House Republicans will make the first vote of the new year a meaningful one. Meaningful in that it demonstrates how useless the Republican-led Congress is in this election year. Yep, they're going to vote to repeal Obamacare—signed into law in 2010, upheld by the Supreme Court in 2012, and reaffirmed by the Court in 2015—again.
But this time is different. Not in that it will work because it's going to be vetoed by President Obama as soon as it hits his desk and because they don't have the votes to override a veto, but in that it's actually going to reach his desk. That's because they used a legislative process to pass it that avoided a filibuster by Senate Democrats, and only needed a simple majority vote. So that's different, and so is the little bit they tacked on to defund Planned Parenthood.
GOP leaders are trying to frame the inaugural 2016 vote to repeal ObamaCare as a way to set their agenda for the year ahead of their joint House-Senate policy retreat in Baltimore next week.
"House Republicans will immediately set a tone that represents a better path for our country by sending the president a bill that repeals Obamacare and defunds Planned Parenthood while providing additional funding for community health centers to ensure women continue to have access to quality care," House Majority Leader Kevin McCarthy's (R-Calif.) office wrote in a Monday blog post.

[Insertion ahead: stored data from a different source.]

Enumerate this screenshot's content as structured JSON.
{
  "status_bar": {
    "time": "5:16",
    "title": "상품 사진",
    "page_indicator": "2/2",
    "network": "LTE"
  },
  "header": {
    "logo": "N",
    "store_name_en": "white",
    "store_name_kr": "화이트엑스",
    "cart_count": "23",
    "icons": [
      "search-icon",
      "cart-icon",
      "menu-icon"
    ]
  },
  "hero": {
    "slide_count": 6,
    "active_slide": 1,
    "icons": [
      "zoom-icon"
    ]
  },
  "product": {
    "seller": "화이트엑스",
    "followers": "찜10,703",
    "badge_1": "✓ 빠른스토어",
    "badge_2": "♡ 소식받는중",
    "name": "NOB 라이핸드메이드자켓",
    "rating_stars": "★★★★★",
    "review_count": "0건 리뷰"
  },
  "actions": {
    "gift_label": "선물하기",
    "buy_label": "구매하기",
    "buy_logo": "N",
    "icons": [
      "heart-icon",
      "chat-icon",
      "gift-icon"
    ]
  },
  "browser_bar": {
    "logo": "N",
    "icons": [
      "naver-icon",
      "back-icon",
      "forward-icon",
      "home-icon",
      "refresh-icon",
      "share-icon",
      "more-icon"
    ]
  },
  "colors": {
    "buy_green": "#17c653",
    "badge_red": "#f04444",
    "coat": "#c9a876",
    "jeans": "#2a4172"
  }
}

Democrats, meanwhile, are dismissing the latest ObamaCare repeal vote.
"Here's a New Year's resolution Republicans should think about: quit attacking the health care of America's women and working families,," said Drew Hammill, a spokesman for House Minority Leader Nancy Pelosi (D-Calif.).
Fat chance. Because after they vote on it once, and the president vetoes it, they'll vote again, this time to override the his veto. Which will fail. Making it the same as the other nearly 60 times they did this: lots and lots of time and taxpayer money spent on giving Republican politicians the chance to make floor speeches about how much they hate Obamacare. And Planned Parenthood. The calendar may have rolled over, but nothing else has changed.